Dozbrojenie Ukrainy było tematem spotkania Grupy Kontaktowej ds. Obrony Ukrainy z udziałem prawie 50 państw. Rozmawiano o tym także podczas pierwszego dnia narady ministrów obrony Sojuszu Północnoatlantyckiego.
W nowy pakiecie pomocy, przedstawionym przez Austina znajdzie się 18 haubic wraz z pojazdami do holowania oraz 36 tys. pocisków, 2 wyrzutnie rakiet przeciwokrętowych Harpoon a także sprzęt do łączności i noktowizory. Ponadto na Ukrainę zostaną wysłane systemy artylerii rakietowej HIMARS wraz z amunicją.
- Będziemy nadal ciężko pracować, będziemy poruszać niebo i ziemię, by Ukraińcy dostali sprzęt wojskowy, którego potrzebują – podkreślał szef Pentagonu.
Rosja nie zatrzyma się na Ukrainie
Z kolei o szybkie, większe i skoordynowane dozbrojenie Ukrainy apelował w Brukseli minister obrony Mariusz Błaszczak. - Żeby te działania miały głęboki sens, żeby nie były przypadkowe – mówił szef MON. Podkreślał, że z polskiego punktu widzenia niepodległa Ukraina oznacza niepodległą Polskę.
- Naszym celem jest to, żebyśmy mieli naszą południowo-wschodnią granicę z Ukrainą a nie z Rosją. Jeśli Rosja podbije Ukrainę, to nie zatrzyma się, tylko będzie szła dalej. Celem Kremla jest odbudowanie imperium – dodał minister Błaszczak.
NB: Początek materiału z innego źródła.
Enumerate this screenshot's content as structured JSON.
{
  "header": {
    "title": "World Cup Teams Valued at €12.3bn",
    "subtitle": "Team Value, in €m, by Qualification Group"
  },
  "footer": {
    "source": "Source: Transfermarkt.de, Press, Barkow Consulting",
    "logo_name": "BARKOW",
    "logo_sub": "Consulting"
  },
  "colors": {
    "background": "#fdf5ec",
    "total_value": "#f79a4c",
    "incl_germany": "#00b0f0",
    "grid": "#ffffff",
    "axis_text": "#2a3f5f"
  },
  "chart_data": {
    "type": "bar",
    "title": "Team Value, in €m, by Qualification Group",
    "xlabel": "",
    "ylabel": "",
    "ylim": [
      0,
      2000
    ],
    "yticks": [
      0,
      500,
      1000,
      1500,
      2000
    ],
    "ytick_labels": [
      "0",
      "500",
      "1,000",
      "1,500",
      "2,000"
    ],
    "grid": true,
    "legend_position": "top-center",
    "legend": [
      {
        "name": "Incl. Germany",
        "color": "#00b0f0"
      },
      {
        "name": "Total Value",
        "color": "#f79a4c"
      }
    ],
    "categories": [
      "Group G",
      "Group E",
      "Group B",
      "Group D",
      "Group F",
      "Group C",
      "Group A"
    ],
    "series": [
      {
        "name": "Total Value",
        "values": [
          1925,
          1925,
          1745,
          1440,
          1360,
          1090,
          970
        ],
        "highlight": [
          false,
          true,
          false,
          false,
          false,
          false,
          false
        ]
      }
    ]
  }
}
Amerykański generał Mark Milley, przewodniczący Kolegium Połączonych Szefów Sztabów przyznał wczoraj, że Rosja ma przewagę nad Ukrainą w liczbach jeśli chodzi o artylerię i wojska. - Ale Rosjanie mają problemy z dowodzeniem, logistyką, czy morale – mówił dodając, że Ukraińcy mają lepszą taktykę, wyszkolenie i są skuteczniejsi.